Few cities possess an icon that so distinctly pronounces, “I’m here.” New York has the Statue of Liberty, Sydney has its Opera House, but nothing makes you sigh “San Francisco” like the elegant profile of the stupendous Golden Gate Bridge, which links the city peninsula to the forests of Marin County.

It’s not just an emblem. It was also an epic engineering feat that, when it was completed in 1937, changed the city from a clunky, ferry-dependent one to one of the motor age. President Franklin Roosevelt, in Washington, pushed a button and opened it to traffic, and what was then the world’s longest suspension bridge went into service, as it has been reliably ever since (although now it’s the second-longest in the country). It cost $35 million—less today than what it would cost to destroy it in an action movie, as so often happens. On the big day, cars paid 50 cents, and pedestrians surrendered a nickel to thrill to the sight of deadly swirl of rushing currents far below. In an era when strides in steel and engineering measured a country’s worth, this was a potent symbol of power.
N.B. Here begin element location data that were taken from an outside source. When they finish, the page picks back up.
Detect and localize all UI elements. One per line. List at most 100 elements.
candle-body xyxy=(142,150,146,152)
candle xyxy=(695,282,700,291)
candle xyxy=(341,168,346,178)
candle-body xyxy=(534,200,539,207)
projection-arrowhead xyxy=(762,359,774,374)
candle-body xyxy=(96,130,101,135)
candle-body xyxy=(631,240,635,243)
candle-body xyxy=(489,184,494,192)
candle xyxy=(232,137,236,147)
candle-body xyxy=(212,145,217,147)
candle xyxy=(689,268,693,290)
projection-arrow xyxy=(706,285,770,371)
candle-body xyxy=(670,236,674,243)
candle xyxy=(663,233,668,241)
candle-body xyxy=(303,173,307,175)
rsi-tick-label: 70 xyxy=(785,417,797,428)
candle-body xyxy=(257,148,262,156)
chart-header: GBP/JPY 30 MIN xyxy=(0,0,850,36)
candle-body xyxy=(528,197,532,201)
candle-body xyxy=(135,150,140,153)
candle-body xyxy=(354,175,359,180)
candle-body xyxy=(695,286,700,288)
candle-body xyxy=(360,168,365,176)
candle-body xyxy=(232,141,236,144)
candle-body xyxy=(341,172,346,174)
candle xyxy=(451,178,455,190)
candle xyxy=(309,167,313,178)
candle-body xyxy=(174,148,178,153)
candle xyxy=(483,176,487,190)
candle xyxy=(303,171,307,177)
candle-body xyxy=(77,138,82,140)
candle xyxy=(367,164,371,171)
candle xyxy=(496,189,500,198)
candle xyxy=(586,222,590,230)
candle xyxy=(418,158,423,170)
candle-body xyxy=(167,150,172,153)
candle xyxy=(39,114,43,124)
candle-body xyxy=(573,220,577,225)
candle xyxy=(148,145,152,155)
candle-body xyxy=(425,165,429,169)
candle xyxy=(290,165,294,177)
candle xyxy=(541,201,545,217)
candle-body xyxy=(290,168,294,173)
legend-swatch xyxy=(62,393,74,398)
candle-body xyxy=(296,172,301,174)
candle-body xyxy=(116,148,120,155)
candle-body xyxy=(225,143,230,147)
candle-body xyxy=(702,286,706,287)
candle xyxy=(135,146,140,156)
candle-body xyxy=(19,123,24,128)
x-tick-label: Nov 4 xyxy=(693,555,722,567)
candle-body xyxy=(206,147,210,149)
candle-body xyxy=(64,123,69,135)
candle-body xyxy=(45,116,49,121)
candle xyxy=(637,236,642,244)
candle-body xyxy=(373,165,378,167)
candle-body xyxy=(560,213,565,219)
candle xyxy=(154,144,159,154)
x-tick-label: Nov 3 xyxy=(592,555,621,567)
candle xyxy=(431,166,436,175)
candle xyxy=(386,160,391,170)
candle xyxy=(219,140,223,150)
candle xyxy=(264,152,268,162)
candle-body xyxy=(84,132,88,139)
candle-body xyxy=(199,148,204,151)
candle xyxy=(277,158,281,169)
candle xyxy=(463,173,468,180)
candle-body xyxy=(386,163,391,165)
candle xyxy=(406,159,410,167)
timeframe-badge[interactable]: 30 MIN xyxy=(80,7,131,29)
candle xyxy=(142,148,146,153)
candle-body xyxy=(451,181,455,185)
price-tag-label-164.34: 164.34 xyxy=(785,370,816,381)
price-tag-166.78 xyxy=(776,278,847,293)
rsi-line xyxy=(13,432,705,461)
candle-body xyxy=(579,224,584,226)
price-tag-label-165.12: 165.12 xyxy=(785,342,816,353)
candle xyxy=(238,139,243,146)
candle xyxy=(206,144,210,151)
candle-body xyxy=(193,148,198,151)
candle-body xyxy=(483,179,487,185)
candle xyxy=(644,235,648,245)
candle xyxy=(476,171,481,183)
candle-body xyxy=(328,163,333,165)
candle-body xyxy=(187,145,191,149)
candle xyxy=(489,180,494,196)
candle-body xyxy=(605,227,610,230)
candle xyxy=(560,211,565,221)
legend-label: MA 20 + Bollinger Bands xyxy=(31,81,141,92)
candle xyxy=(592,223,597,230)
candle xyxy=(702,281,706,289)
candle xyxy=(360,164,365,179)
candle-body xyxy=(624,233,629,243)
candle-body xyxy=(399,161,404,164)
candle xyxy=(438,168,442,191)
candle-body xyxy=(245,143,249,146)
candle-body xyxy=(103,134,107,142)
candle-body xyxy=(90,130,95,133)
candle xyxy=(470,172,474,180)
The bridge is not named for its color—it’s red, after all, not yellow—or even after the miners of old, but for the channel below, which was originally named by knowing sailors after the treacherous Golden Horn in Turkey. Depending on the weather or the time of day, the stately bridge presents a different personality. That mutable color, known to its 38 ever-busy painters as “international orange,” can appear salmon in daylight or clay red as the sun goes down. (It was originally going to be gunmetal grey, like the Bay Bridge, but folks fell in love with the red hue of the primer coat.) Wisely, the architects worked wonders in figuring out how to integrate the bridge with the landscape and not obliterate everything that led up to it, as usually happened in the 1930s. Consequently, getting a good snap of the thing isn’t as easy as you’d think.

There’s a pathway across the east side bridge for pedestrians (5am–9pm in summer, 5am–6pm in winter) that is on the best side for fantastic city views (the other side takes in the Pacific), but as you can imagine, it gets crowded on weekends. Unfortunately, the bridge isn’t easy to reach on foot, as its entry on the San Francisco side is tangled up among the confusing and unfriendly roadways of the Presidio. The six-lane bridge, built to 1937 proportions, isn’t the easiest or safest place to take photographs from your car, either, although plenty of tourists snarl traffic in the effort. Instead, planners constructed a viewing deck, complete with a restroom, at the bridge’s northern end that is accessible no matter from which direction you’re coming on the 101. I prefer using it on the way into town, because visitors from southbound traffic must use a walkway that goes underneath the bridge, giving them a unique second perspective of its structural underpinnings. Try to show up earlier in the day, when the sun is unlikely to ruin your shots. If you do go on the bridge, for an extra thrill, be in the middle when a boat goes underneath; freighters are exhilarating when seen from above, and the regular tourist sightseeing boats bob helplessly for an amusing moment as they turn around in the teeming waters; sometimes, you can hear their passengers shout in alarm.

A sad but hopeful note: After many years of suicides committed by jumping off the bridge, the city is finally moving forward with construction of a “suicide net” that would extend 20 feet out over the water, preventing people from plummeting the nearly 750 feet to the water below.